Grads returning home affect two layers of credit union membership.
A good job is hard to find. Actually, any job is scarce these days. And it’s harder for the fresh-from-school crowd to find work. They are moving home in droves.
Parents are happy to see their children, but that doesn’t mean the transition will be easy, especially if financial hardship is a new part of the family portrait. For credit unions, this period of flux for members serves as a way to offer support and strengthen relationships.
An Oct. 14 article on CNNMoney.com detailed the plight of young adults caught in an unforgiving market. Unemployment for people aged 20-24 is reported near 15%, and a survey shows 85% of 2010 college graduates planned to move back home.
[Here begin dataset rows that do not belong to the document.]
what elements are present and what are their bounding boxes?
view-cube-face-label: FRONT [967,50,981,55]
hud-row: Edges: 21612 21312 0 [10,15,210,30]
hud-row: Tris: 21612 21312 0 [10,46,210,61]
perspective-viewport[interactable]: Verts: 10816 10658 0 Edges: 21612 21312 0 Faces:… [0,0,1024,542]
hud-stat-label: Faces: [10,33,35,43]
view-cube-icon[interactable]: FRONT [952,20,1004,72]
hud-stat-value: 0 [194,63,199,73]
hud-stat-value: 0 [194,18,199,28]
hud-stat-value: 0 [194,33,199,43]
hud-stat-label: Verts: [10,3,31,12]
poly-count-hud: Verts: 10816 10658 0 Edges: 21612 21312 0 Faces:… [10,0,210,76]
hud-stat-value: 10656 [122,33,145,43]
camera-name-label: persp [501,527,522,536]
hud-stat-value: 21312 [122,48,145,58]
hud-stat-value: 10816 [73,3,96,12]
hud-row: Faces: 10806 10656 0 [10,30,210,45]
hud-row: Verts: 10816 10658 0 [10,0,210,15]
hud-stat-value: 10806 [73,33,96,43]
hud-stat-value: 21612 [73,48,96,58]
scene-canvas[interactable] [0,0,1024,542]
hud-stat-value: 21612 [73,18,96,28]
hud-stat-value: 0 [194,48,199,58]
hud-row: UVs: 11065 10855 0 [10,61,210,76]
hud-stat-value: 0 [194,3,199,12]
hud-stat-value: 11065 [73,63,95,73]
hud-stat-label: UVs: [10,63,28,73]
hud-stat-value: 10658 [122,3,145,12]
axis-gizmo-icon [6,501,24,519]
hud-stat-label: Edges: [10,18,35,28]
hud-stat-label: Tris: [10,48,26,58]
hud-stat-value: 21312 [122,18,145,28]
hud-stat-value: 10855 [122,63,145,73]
The equation is simple for parents: Unemployed child + living at home = increased financial responsibility.
Again, this isn’t to say that parents aren’t thrilled when their children return; rather, there are new realities.
Think about members who have lost a job and now must support a young adult. The economic impact could be significant.
Most kids who move home do so to save money not contribute to the electric bill or buy detergent. Credit unions should devise ways to put money back in members’ pockets. Think refinancing. Find ways to engage young adults that return to your community. Think Twitter. Think mobile banking.
If you do it correctly, you can generate business, strengthen relationships and turn saving money into a family activity.